The People's Daily recently carried an article indicating that sales of the China-developed enhanced versatile disc (EVD) products, which supposedly has a picture quality five times clearer than digital video disc (DVD) players, are far lower than expected.
Common complaints from users include the higher price of EVD players (about two times higher than an ordinary DVD player) the need to purchase a digital TV set to see real differences in quality, and the limited number of movie titles currently available on the market.
Nor is this problem limited to end-users – EVD player makers are also growing increasingly frustrated. Fan Wenjian, a spokesman with Shinco, a major force in the nine-member EVD industrial alliance, said more than 1,000 EVD players, including 500 in Beijing, were sold in the past week across the country following the national product launch on January 1. Anticipating higher sales, the company shipped 100,000 units to the Chinese mainland, Hong Kong and Southeast Asian markets.
The EVD standard is expected to expand the research and development of the technology in China so that the heavy royalties paid to foreign DVD patent owners will be avoided–currently it is reported that Chinese manufacturers need to pay US$13.8 in royalties for every DVD player they make. Due to low market reception during the initial stage, however, EVD players have to be compatible with DVD players, so EVD makers may still need to pay the US$13.8 in royalties, in addition to US$2 in royalties related to the EVD standard.
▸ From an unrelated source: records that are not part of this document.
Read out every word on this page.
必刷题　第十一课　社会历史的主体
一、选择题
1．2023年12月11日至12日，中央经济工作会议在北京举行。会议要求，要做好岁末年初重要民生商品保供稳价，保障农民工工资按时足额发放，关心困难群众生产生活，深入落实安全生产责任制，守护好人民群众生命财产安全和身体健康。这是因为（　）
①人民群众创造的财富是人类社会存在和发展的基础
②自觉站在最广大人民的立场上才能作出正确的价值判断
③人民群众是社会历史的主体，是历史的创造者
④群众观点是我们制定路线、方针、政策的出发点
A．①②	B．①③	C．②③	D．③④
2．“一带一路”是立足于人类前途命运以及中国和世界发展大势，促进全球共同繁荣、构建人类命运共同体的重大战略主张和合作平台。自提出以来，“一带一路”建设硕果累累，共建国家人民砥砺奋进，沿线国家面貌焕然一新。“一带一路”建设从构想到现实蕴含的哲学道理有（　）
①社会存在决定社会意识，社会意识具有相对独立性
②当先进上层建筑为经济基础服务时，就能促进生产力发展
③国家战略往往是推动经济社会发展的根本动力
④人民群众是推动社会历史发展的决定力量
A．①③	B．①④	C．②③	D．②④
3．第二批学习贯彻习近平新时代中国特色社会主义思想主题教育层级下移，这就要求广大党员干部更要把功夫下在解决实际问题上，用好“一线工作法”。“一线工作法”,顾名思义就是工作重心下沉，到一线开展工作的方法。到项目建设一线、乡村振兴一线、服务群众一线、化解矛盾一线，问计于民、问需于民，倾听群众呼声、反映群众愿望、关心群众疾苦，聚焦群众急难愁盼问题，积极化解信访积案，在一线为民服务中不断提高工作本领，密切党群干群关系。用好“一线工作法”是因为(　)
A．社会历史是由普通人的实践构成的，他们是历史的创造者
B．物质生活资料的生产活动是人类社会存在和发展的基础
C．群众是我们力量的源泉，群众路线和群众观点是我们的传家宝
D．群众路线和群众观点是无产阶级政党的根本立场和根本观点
According to a poll conducted by the website CCDINet.com, 63% of 1,940 people polled say the lack of EVD discs is the biggest obstacle to the popularization of EVD players, with 20% complaining that the price of EVD players is too expensive. Although the EVD alliance has already received support from some entertainment content providers such as MGM and 21st Century Fox, with an expected 1,600 titles available this year, it is hard to say if buyers' enthusiasm will last that long and if they will be able to afford an EVD movie disc, costing about twice that of a DVD disc.